November 05, 2022
On 03.11.22 05:54, Max Samukha wrote:
> 
> The millions of lemmings might be right in this case. There seems to be no good reason to think module-level is superior to class-level. It is definitely surprising and annoying to a lot of programmers coming from class-based OOP languages.

FWIW Delphi added "strict private" and "strict protected".
November 06, 2022
On 06/11/2022 5:23 AM, 12345swordy wrote:
> Which honestly, that should be even more of an indicator that D should drop the one module per file restriction, and allow multiple modules in a single file.

Not at all.

Its an entirely different concept and has to do with distribution rather than the programming language itself.

November 05, 2022

On Saturday, 5 November 2022 at 16:23:34 UTC, 12345swordy wrote:

> >

Java has modules. They are not mapped to a file. The above is regarding files not (Java) modules.

https://en.wikipedia.org/wiki/Java_Platform_Module_System

Which honestly, that should be even more of an indicator that D should drop the one module per file restriction, and allow multiple modules in a single file.

I like the D system. We sort the code to files with similar logic way we sort it to namespaces anyway.
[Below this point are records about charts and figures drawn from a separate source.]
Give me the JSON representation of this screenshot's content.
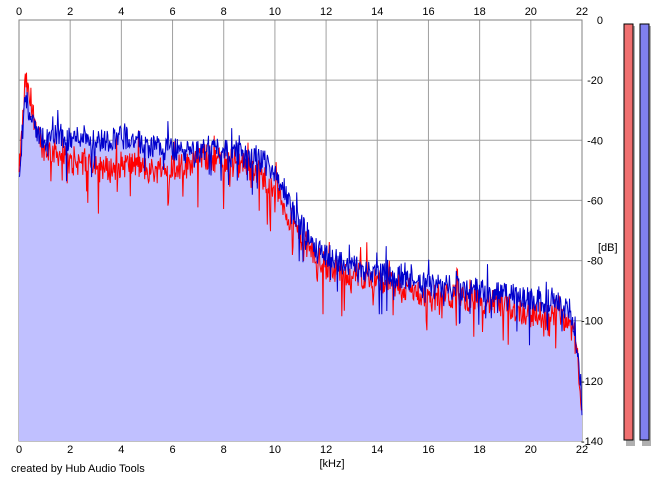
{
  "credit": "created by Hub Audio Tools",
  "colors": {
    "fill": "#c0c0ff",
    "grid": "#a0a0a0",
    "channel_red": "#ff0000",
    "channel_blue": "#0000cc",
    "meter_red": "#f07070",
    "meter_blue": "#8080f0"
  },
  "chart_data": {
    "type": "line",
    "title": "",
    "xlabel": "[kHz]",
    "ylabel": "[dB]",
    "xlim": [
      0,
      22
    ],
    "ylim": [
      -140,
      0
    ],
    "x_ticks": [
      "0",
      "2",
      "4",
      "6",
      "8",
      "10",
      "12",
      "14",
      "16",
      "18",
      "20",
      "22"
    ],
    "y_ticks": [
      "0",
      "-20",
      "-40",
      "-60",
      "-80",
      "-100",
      "-120",
      "-140"
    ],
    "grid": true,
    "x": [
      0,
      0.25,
      0.5,
      1,
      1.5,
      2,
      2.5,
      3,
      3.5,
      4,
      4.5,
      5,
      5.5,
      6,
      6.5,
      7,
      7.5,
      8,
      8.5,
      9,
      9.5,
      10,
      10.5,
      11,
      11.5,
      12,
      12.5,
      13,
      13.5,
      14,
      15,
      16,
      17,
      18,
      19,
      20,
      20.5,
      21,
      21.5,
      21.8,
      22
    ],
    "series": [
      {
        "color": "#ff0000",
        "values": [
          -52,
          -20,
          -30,
          -43,
          -44,
          -48,
          -47,
          -47,
          -50,
          -48,
          -48,
          -50,
          -50,
          -48,
          -49,
          -45,
          -46,
          -47,
          -47,
          -48,
          -52,
          -55,
          -65,
          -72,
          -78,
          -82,
          -83,
          -85,
          -85,
          -87,
          -89,
          -92,
          -92,
          -93,
          -95,
          -98,
          -98,
          -97,
          -100,
          -110,
          -132
        ]
      },
      {
        "color": "#0000cc",
        "values": [
          -52,
          -24,
          -35,
          -40,
          -38,
          -40,
          -38,
          -40,
          -40,
          -38,
          -40,
          -42,
          -42,
          -43,
          -44,
          -44,
          -42,
          -43,
          -44,
          -46,
          -47,
          -50,
          -60,
          -68,
          -74,
          -78,
          -80,
          -82,
          -83,
          -84,
          -86,
          -88,
          -89,
          -90,
          -91,
          -93,
          -94,
          -92,
          -96,
          -110,
          -128
        ]
      }
    ]
  },
  "meters": [
    {
      "color": "#f07070",
      "level": 1.0
    },
    {
      "color": "#8080f0",
      "level": 1.0
    }
  ]
}
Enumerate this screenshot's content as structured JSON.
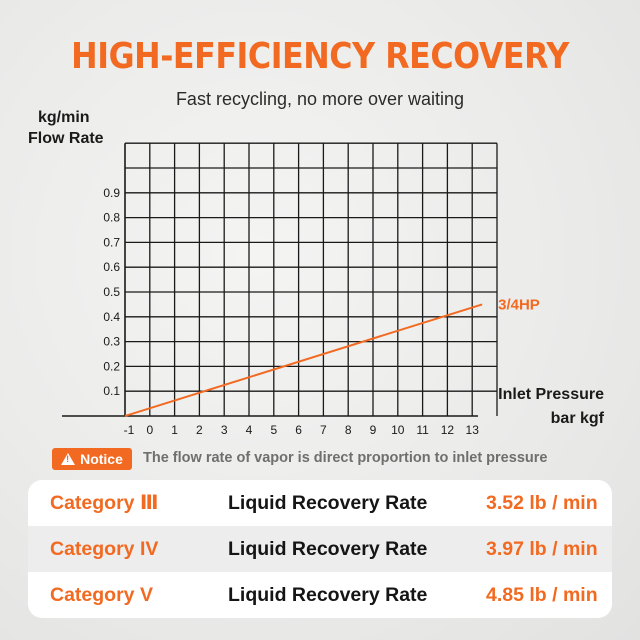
{
  "header": {
    "headline": "HIGH-EFFICIENCY RECOVERY",
    "subtitle": "Fast recycling, no more over waiting"
  },
  "chart_data": {
    "type": "line",
    "ylabel_top": "kg/min",
    "ylabel": "Flow Rate",
    "xlabel": "Inlet Pressure",
    "xlabel_unit": "bar kgf",
    "x_ticks": [
      "-1",
      "0",
      "1",
      "2",
      "3",
      "4",
      "5",
      "6",
      "7",
      "8",
      "9",
      "10",
      "11",
      "12",
      "13"
    ],
    "y_ticks": [
      "0.1",
      "0.2",
      "0.3",
      "0.4",
      "0.5",
      "0.6",
      "0.7",
      "0.8",
      "0.9"
    ],
    "xlim": [
      -1,
      14
    ],
    "ylim": [
      0,
      1.1
    ],
    "grid": true,
    "series": [
      {
        "name": "3/4HP",
        "x": [
          -1,
          13.4
        ],
        "y": [
          0,
          0.45
        ]
      }
    ],
    "line_color": "#f26a21"
  },
  "notice": {
    "badge": "Notice",
    "text": "The flow rate of vapor is direct proportion to inlet pressure"
  },
  "table": {
    "rows": [
      {
        "category": "Category Ⅲ",
        "label": "Liquid Recovery Rate",
        "value": "3.52 lb / min"
      },
      {
        "category": "Category IV",
        "label": "Liquid Recovery Rate",
        "value": "3.97 lb / min"
      },
      {
        "category": "Category V",
        "label": "Liquid Recovery Rate",
        "value": "4.85 lb / min"
      }
    ]
  },
  "colors": {
    "accent": "#f26a21",
    "text": "#1a1a1a"
  }
}
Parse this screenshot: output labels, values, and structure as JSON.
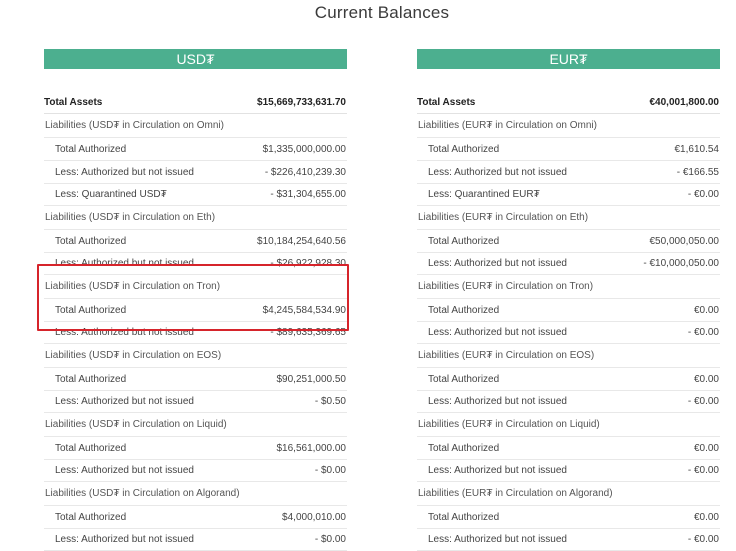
{
  "title": "Current Balances",
  "usdt": {
    "header": "USD₮",
    "total": {
      "label": "Total Assets",
      "value": "$15,669,733,631.70"
    },
    "groups": [
      {
        "title": "Liabilities (USD₮ in Circulation on Omni)",
        "rows": [
          {
            "label": "Total Authorized",
            "value": "$1,335,000,000.00"
          },
          {
            "label": "Less: Authorized but not issued",
            "value": "- $226,410,239.30"
          },
          {
            "label": "Less: Quarantined USD₮",
            "value": "- $31,304,655.00"
          }
        ]
      },
      {
        "title": "Liabilities (USD₮ in Circulation on Eth)",
        "rows": [
          {
            "label": "Total Authorized",
            "value": "$10,184,254,640.56"
          },
          {
            "label": "Less: Authorized but not issued",
            "value": "- $26,922,928.30"
          }
        ]
      },
      {
        "title": "Liabilities (USD₮ in Circulation on Tron)",
        "rows": [
          {
            "label": "Total Authorized",
            "value": "$4,245,584,534.90"
          },
          {
            "label": "Less: Authorized but not issued",
            "value": "- $89,635,369.65"
          }
        ]
      },
      {
        "title": "Liabilities (USD₮ in Circulation on EOS)",
        "rows": [
          {
            "label": "Total Authorized",
            "value": "$90,251,000.50"
          },
          {
            "label": "Less: Authorized but not issued",
            "value": "- $0.50"
          }
        ]
      },
      {
        "title": "Liabilities (USD₮ in Circulation on Liquid)",
        "rows": [
          {
            "label": "Total Authorized",
            "value": "$16,561,000.00"
          },
          {
            "label": "Less: Authorized but not issued",
            "value": "- $0.00"
          }
        ]
      },
      {
        "title": "Liabilities (USD₮ in Circulation on Algorand)",
        "rows": [
          {
            "label": "Total Authorized",
            "value": "$4,000,010.00"
          },
          {
            "label": "Less: Authorized but not issued",
            "value": "- $0.00"
          }
        ]
      }
    ]
  },
  "eurt": {
    "header": "EUR₮",
    "total": {
      "label": "Total Assets",
      "value": "€40,001,800.00"
    },
    "groups": [
      {
        "title": "Liabilities (EUR₮ in Circulation on Omni)",
        "rows": [
          {
            "label": "Total Authorized",
            "value": "€1,610.54"
          },
          {
            "label": "Less: Authorized but not issued",
            "value": "- €166.55"
          },
          {
            "label": "Less: Quarantined EUR₮",
            "value": "- €0.00"
          }
        ]
      },
      {
        "title": "Liabilities (EUR₮ in Circulation on Eth)",
        "rows": [
          {
            "label": "Total Authorized",
            "value": "€50,000,050.00"
          },
          {
            "label": "Less: Authorized but not issued",
            "value": "- €10,000,050.00"
          }
        ]
      },
      {
        "title": "Liabilities (EUR₮ in Circulation on Tron)",
        "rows": [
          {
            "label": "Total Authorized",
            "value": "€0.00"
          },
          {
            "label": "Less: Authorized but not issued",
            "value": "- €0.00"
          }
        ]
      },
      {
        "title": "Liabilities (EUR₮ in Circulation on EOS)",
        "rows": [
          {
            "label": "Total Authorized",
            "value": "€0.00"
          },
          {
            "label": "Less: Authorized but not issued",
            "value": "- €0.00"
          }
        ]
      },
      {
        "title": "Liabilities (EUR₮ in Circulation on Liquid)",
        "rows": [
          {
            "label": "Total Authorized",
            "value": "€0.00"
          },
          {
            "label": "Less: Authorized but not issued",
            "value": "- €0.00"
          }
        ]
      },
      {
        "title": "Liabilities (EUR₮ in Circulation on Algorand)",
        "rows": [
          {
            "label": "Total Authorized",
            "value": "€0.00"
          },
          {
            "label": "Less: Authorized but not issued",
            "value": "- €0.00"
          }
        ]
      }
    ]
  },
  "highlight_color": "#d6242b",
  "header_color": "#4caf8f"
}
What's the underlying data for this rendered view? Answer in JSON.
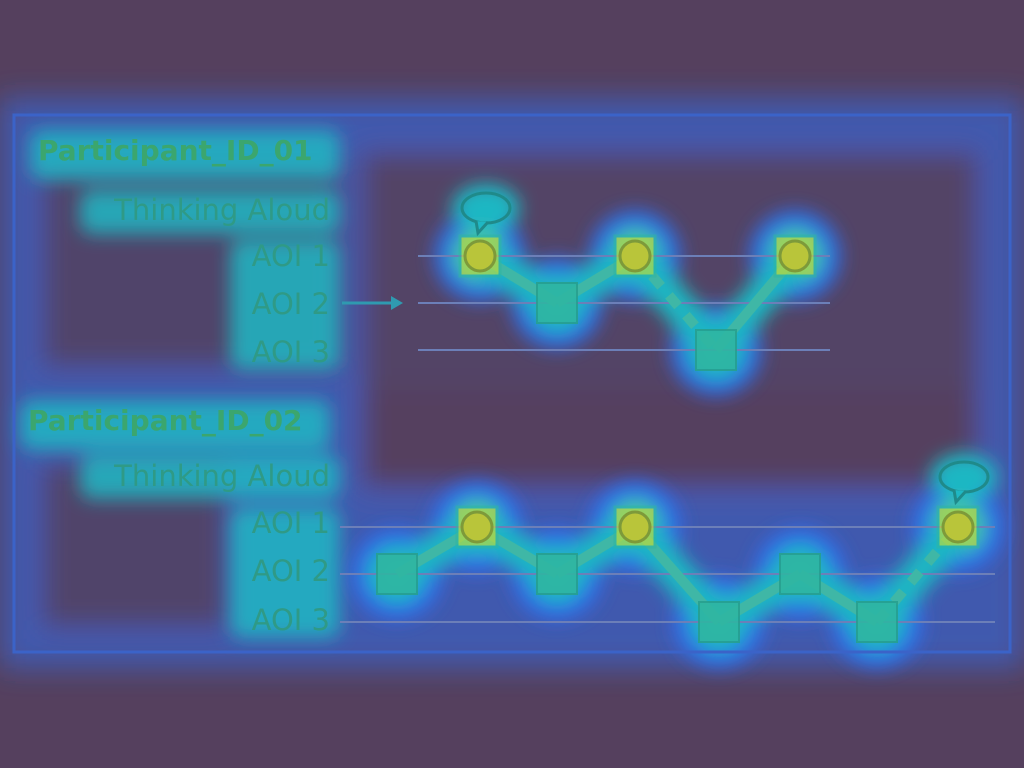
{
  "colors": {
    "background": "#55405e",
    "heat_hot": "#dfe81e",
    "heat_warm": "#6fd24a",
    "heat_mid": "#1fb7c3",
    "heat_cool": "#2f6ff0",
    "frame": "#3b63c8",
    "track": "#6c7fb8",
    "mark": "#2fb6a2",
    "path": "#3fb7a6"
  },
  "participants": [
    {
      "id": "Participant_ID_01",
      "rows": [
        "Thinking Aloud",
        "AOI 1",
        "AOI 2",
        "AOI 3"
      ],
      "arrow_row": "AOI 2",
      "gaze_sequence": [
        {
          "aoi": "AOI 1",
          "shape": "circle",
          "think_aloud": true
        },
        {
          "aoi": "AOI 2",
          "shape": "square"
        },
        {
          "aoi": "AOI 1",
          "shape": "circle"
        },
        {
          "aoi": "AOI 3",
          "shape": "square",
          "link": "dashed"
        },
        {
          "aoi": "AOI 1",
          "shape": "circle"
        }
      ]
    },
    {
      "id": "Participant_ID_02",
      "rows": [
        "Thinking Aloud",
        "AOI 1",
        "AOI 2",
        "AOI 3"
      ],
      "gaze_sequence": [
        {
          "aoi": "AOI 2",
          "shape": "square"
        },
        {
          "aoi": "AOI 1",
          "shape": "circle"
        },
        {
          "aoi": "AOI 2",
          "shape": "square"
        },
        {
          "aoi": "AOI 1",
          "shape": "circle"
        },
        {
          "aoi": "AOI 3",
          "shape": "square"
        },
        {
          "aoi": "AOI 2",
          "shape": "square"
        },
        {
          "aoi": "AOI 3",
          "shape": "square"
        },
        {
          "aoi": "AOI 1",
          "shape": "circle",
          "link": "dashed",
          "think_aloud": true
        }
      ]
    }
  ]
}
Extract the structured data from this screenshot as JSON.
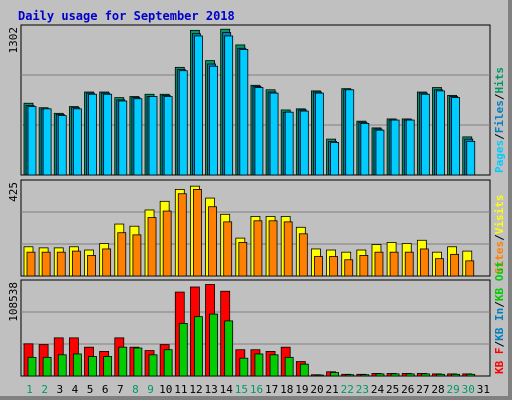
{
  "page": {
    "title": "Daily usage for September 2018"
  },
  "colors": {
    "background": "#c0c0c0",
    "title": "#0000cc",
    "pages": "#00ccff",
    "files": "#0080c0",
    "hits": "#009966",
    "visits": "#ffff00",
    "sites": "#ff8000",
    "kbin": "#0080c0",
    "kbout": "#00cc00",
    "kbf": "#ff0000",
    "kb_f_outline": "#660000",
    "weekend_label": "#009966",
    "weekday_label": "#000000"
  },
  "chart_data": [
    {
      "type": "bar",
      "panel": "hits-files-pages",
      "max_label": "1302",
      "ylim": [
        0,
        1302
      ],
      "legend": [
        "Pages",
        "Files",
        "Hits"
      ],
      "series": [
        {
          "name": "Hits",
          "values": [
            640,
            600,
            550,
            610,
            740,
            740,
            690,
            700,
            720,
            720,
            960,
            1290,
            1020,
            1300,
            1160,
            800,
            760,
            580,
            590,
            750,
            320,
            770,
            480,
            420,
            500,
            500,
            740,
            780,
            710,
            340,
            0
          ]
        },
        {
          "name": "Files",
          "values": [
            620,
            590,
            540,
            600,
            730,
            730,
            670,
            690,
            700,
            710,
            940,
            1260,
            990,
            1270,
            1130,
            790,
            740,
            560,
            580,
            740,
            300,
            760,
            470,
            410,
            490,
            490,
            730,
            760,
            700,
            320,
            0
          ]
        },
        {
          "name": "Pages",
          "values": [
            610,
            590,
            530,
            590,
            720,
            720,
            660,
            680,
            700,
            700,
            930,
            1240,
            970,
            1240,
            1120,
            780,
            730,
            560,
            570,
            730,
            290,
            760,
            460,
            400,
            490,
            490,
            720,
            750,
            690,
            300,
            0
          ]
        }
      ],
      "categories": [
        "1",
        "2",
        "3",
        "4",
        "5",
        "6",
        "7",
        "8",
        "9",
        "10",
        "11",
        "12",
        "13",
        "14",
        "15",
        "16",
        "17",
        "18",
        "19",
        "20",
        "21",
        "22",
        "23",
        "24",
        "25",
        "26",
        "27",
        "28",
        "29",
        "30",
        "31"
      ]
    },
    {
      "type": "bar",
      "panel": "visits-sites",
      "max_label": "425",
      "ylim": [
        0,
        425
      ],
      "legend": [
        "Visits",
        "Sites"
      ],
      "series": [
        {
          "name": "Visits",
          "values": [
            135,
            130,
            130,
            135,
            120,
            150,
            240,
            230,
            305,
            345,
            400,
            415,
            360,
            285,
            175,
            275,
            275,
            275,
            225,
            125,
            120,
            110,
            120,
            145,
            155,
            150,
            165,
            110,
            135,
            115,
            0
          ]
        },
        {
          "name": "Sites",
          "values": [
            110,
            110,
            110,
            115,
            95,
            125,
            200,
            190,
            270,
            300,
            380,
            400,
            320,
            250,
            155,
            255,
            255,
            250,
            195,
            90,
            90,
            75,
            95,
            110,
            110,
            110,
            125,
            80,
            100,
            70,
            0
          ]
        }
      ],
      "categories": [
        "1",
        "2",
        "3",
        "4",
        "5",
        "6",
        "7",
        "8",
        "9",
        "10",
        "11",
        "12",
        "13",
        "14",
        "15",
        "16",
        "17",
        "18",
        "19",
        "20",
        "21",
        "22",
        "23",
        "24",
        "25",
        "26",
        "27",
        "28",
        "29",
        "30",
        "31"
      ]
    },
    {
      "type": "bar",
      "panel": "kbytes",
      "max_label": "108538",
      "ylim": [
        0,
        108538
      ],
      "legend": [
        "KB F",
        "KB In",
        "KB Out"
      ],
      "series": [
        {
          "name": "KB F",
          "values": [
            38000,
            37000,
            45000,
            45000,
            34000,
            29000,
            45000,
            34000,
            30000,
            37000,
            99000,
            105000,
            108000,
            100000,
            31000,
            31000,
            29000,
            34000,
            17000,
            1500,
            5000,
            2000,
            2000,
            3000,
            3000,
            3000,
            3000,
            2500,
            2500,
            2500,
            0
          ]
        },
        {
          "name": "KB In",
          "values": [
            0,
            0,
            0,
            0,
            0,
            0,
            0,
            0,
            0,
            0,
            0,
            0,
            0,
            0,
            0,
            0,
            0,
            0,
            0,
            0,
            0,
            0,
            0,
            0,
            0,
            0,
            0,
            0,
            0,
            0,
            0
          ]
        },
        {
          "name": "KB Out",
          "values": [
            22000,
            22000,
            25000,
            26000,
            23000,
            23000,
            34000,
            33000,
            25000,
            31000,
            62000,
            70000,
            73000,
            65000,
            21000,
            26000,
            25000,
            22000,
            14000,
            1000,
            4000,
            1500,
            1500,
            2500,
            2500,
            2500,
            2500,
            2000,
            2000,
            2000,
            0
          ]
        }
      ],
      "categories": [
        "1",
        "2",
        "3",
        "4",
        "5",
        "6",
        "7",
        "8",
        "9",
        "10",
        "11",
        "12",
        "13",
        "14",
        "15",
        "16",
        "17",
        "18",
        "19",
        "20",
        "21",
        "22",
        "23",
        "24",
        "25",
        "26",
        "27",
        "28",
        "29",
        "30",
        "31"
      ]
    }
  ],
  "x_labels": [
    "1",
    "2",
    "3",
    "4",
    "5",
    "6",
    "7",
    "8",
    "9",
    "10",
    "11",
    "12",
    "13",
    "14",
    "15",
    "16",
    "17",
    "18",
    "19",
    "20",
    "21",
    "22",
    "23",
    "24",
    "25",
    "26",
    "27",
    "28",
    "29",
    "30",
    "31"
  ],
  "weekend_days": [
    1,
    2,
    8,
    9,
    15,
    16,
    22,
    23,
    29,
    30
  ]
}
Having to add a namespace block that encompasses the whole file to every single of them is just annoying for no good reason.

Now I wouldn't mind if there was a way to have in-file modules in addition to a file being a module (though I'd question if the additional complexity is justified), but if I have to pick one or the other I prefer the D system hands down.

November 05, 2022
On 11/1/2022 3:22 AM, zjh wrote:
> 还是定位的问题,`D`定位在哪?要`聚焦`!这才是根本问题.

We prefer English be used on the forums.
November 05, 2022
On 11/5/2022 2:26 PM, Dukc wrote:
> I like the D system. We sort the code to files with similar logic way we sort it to namespaces anyway. Having to add a namespace block that encompasses the whole file to every single of them is just annoying for no good reason.
> 
> Now I wouldn't mind if there was a way to have in-file modules in addition to a file being a module (though I'd question if the additional complexity is justified), but if I have to pick one or the other I prefer the D system hands down.

Using the module as the fundamental unit of encapsulation and making it a 1:1 correspondence with files is a good fit for modern filesystems. (Old filesystems were so slow most people would try to cram a program into a small number of files.)

Divorcing modules from file names makes for clumsy, hackish attempts solutions to figuring out which file a particular module resides in.
November 06, 2022
On 06/11/2022 2:56 PM, Walter Bright wrote:
> Using the module as the fundamental unit of encapsulation and making it a 1:1 correspondence with files is a good fit for modern filesystems. (Old filesystems were so slow most people would try to cram a program into a small number of files.)

We do have this handy dandy little assumption in our design however:

``foo\bar.d(1): Error: package name 'foo' conflicts with usage as a module name in file foo.d``

```
.
├── entry.d
├── foo
│   └── bar.d
└── foo.d
```

It does mean we can place multiple modules in a file as long as only one of them is the root.

```d
module root;

module root.foo {

}
```

November 06, 2022

On Saturday, 5 November 2022 at 21:26:16 UTC, Dukc wrote:

>

[...]

Yeah, one of my favorite features of D is its module system, especially coming from C. Now if only we could have module templates to further my ML-D fantasy.

November 06, 2022

On Sunday, 6 November 2022 at 03:37:13 UTC, CM wrote:

>

On Saturday, 5 November 2022 at 21:26:16 UTC, Dukc wrote:

>

[...]

Yeah, one of my favorite features of D is its module system, especially coming from C. Now if only we could have module templates to further my ML-D fantasy.

mixin template doesn't scratch that itch?

November 05, 2022
On 11/5/2022 9:52 AM, razyk wrote:
> FWIW Delphi added "strict private" and "strict protected".

D will go one better:

  "private IReallyMeanItThisTime"
November 06, 2022

On Sunday, 6 November 2022 at 04:50:18 UTC, Tejas wrote:

>

On Sunday, 6 November 2022 at 03:37:13 UTC, CM wrote:

>

On Saturday, 5 November 2022 at 21:26:16 UTC, Dukc wrote:

>

[...]

Yeah, one of my favorite features of D is its module system, especially coming from C. Now if only we could have module templates to further my ML-D fantasy.

mixin template doesn't scratch that itch?

I do indeed use other kinds of aggregate templates, and they're a fine workaround; Nonetheless, module templates would be nicer, though hardly important given other matters. Because—y'know—I could just use an ML.